Media Renew Sarah Fuller Mania Over Woman Who Kicked For Vandy Football

November 30th, 2021 1:19 PM

Sarah Fuller, the former Vanderbilt University soccer player, really wowed the easily impressed left-stream media last year when she kicked for the football team a few times. Fuller mania is flaring up again because she’s now working for a sports agency as an adviser on how others can cash in on their names, images and likenesses.

It's not just that Fuller was a token barrier breaker. It’s how the media blew what she did so far out of proportion.

The internet is once again abuzz with sappy praise for the first woman to appear in a Power 5 conference football game. Saying she actually played in a game would be gratuitous, because she merely squibbed a kick to start the second half in one game. In another game, she kicked two extra points while the opposing team declined to rush her. She never blocked or tackled anyone or took a major college hit. She turned in her uniform with no grass stains.

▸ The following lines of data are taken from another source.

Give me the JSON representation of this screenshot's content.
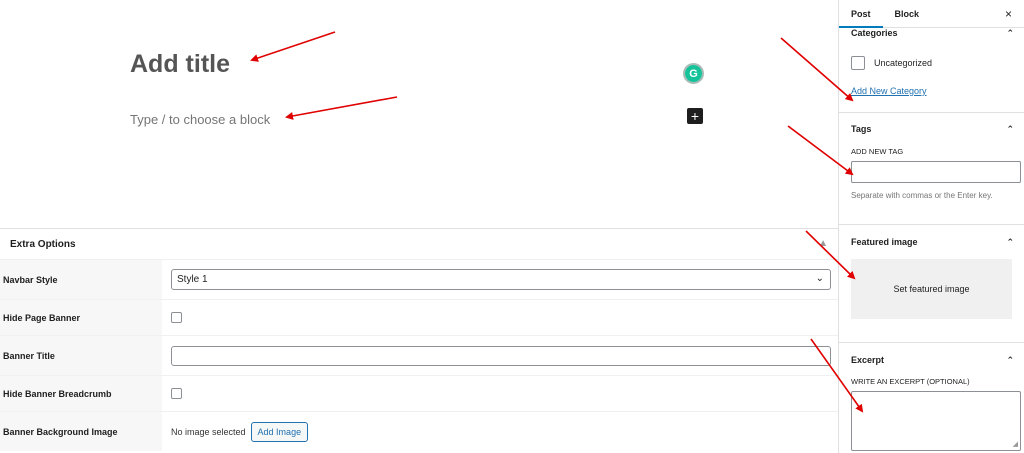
{
  "editor": {
    "title_placeholder": "Add title",
    "block_placeholder": "Type / to choose a block",
    "grammarly_icon": "G",
    "add_block_icon": "+"
  },
  "extra_options": {
    "header": "Extra Options",
    "rows": [
      {
        "label": "Navbar Style",
        "type": "select",
        "value": "Style 1"
      },
      {
        "label": "Hide Page Banner",
        "type": "checkbox",
        "checked": false
      },
      {
        "label": "Banner Title",
        "type": "text",
        "value": ""
      },
      {
        "label": "Hide Banner Breadcrumb",
        "type": "checkbox",
        "checked": false
      },
      {
        "label": "Banner Background Image",
        "type": "image",
        "status": "No image selected",
        "button": "Add Image"
      }
    ]
  },
  "sidebar": {
    "tabs": [
      {
        "label": "Post",
        "active": true
      },
      {
        "label": "Block",
        "active": false
      }
    ],
    "close_icon": "×",
    "categories": {
      "title": "Categories",
      "items": [
        {
          "label": "Uncategorized",
          "checked": false
        }
      ],
      "add_link": "Add New Category"
    },
    "tags": {
      "title": "Tags",
      "field_label": "ADD NEW TAG",
      "help": "Separate with commas or the Enter key."
    },
    "featured_image": {
      "title": "Featured image",
      "button": "Set featured image"
    },
    "excerpt": {
      "title": "Excerpt",
      "field_label": "WRITE AN EXCERPT (OPTIONAL)"
    }
  },
  "colors": {
    "accent": "#2271b1",
    "tab_indicator": "#007cba",
    "annotation_arrow": "#e00000",
    "grammarly": "#15c39a"
  }
}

Fuller (shown above in a 2020 ESPN SportsCenter report) said she gave women the “courage to play football.” At least when none of the men on the field actually hit you.

Now playing soccer at North Texas University, Fuller is also working for the Wasserman sports agency. Media are fondly recalling her (in the words of USA Today) “historic run” at Vanderbilt last year. They can never get enough of Fuller, who was featured in a music video, recorded a video featured during President Joe Biden’s inauguration celebration and also introduced Vice-president Kamala Harris. Fuller was also a natural for the ESPY awards program on ESPN (the worldwide leader in left-wing sports reporting). 

Fuller got famous during a “marquee moment,” raved Front Office Sports. CBS estimated her social media value at $160,000. Sports Illustrated jumped on the bandwagon with the headline, “A Year After Making History in College Football, Sarah Fuller Is Back Doing What She Loves Most”. SI’s MacKenzie Meaney wrote about how Fuller became an “icon” in women’s sports by appearing in a man’s sport.:

When Sarah Fuller took the field a year ago for Vanderbilt's football team, the college senior took the world by storm, empowering women of all ages to do what many thought was impossible—break barriers and make history.

“In other words, play like a girl.”

Well, the men playing for Vandy's rivals certainly treated her like a girl by not rushing her.

Not surprisingly, Fuller plans to eventually pursue a home in the National Women’s Soccer League, a haven for social justice warriors and liberal lesbians like Megan Rapinoe and others. If successful there, Fuller will expand on her already enormous legend with the left-stream media.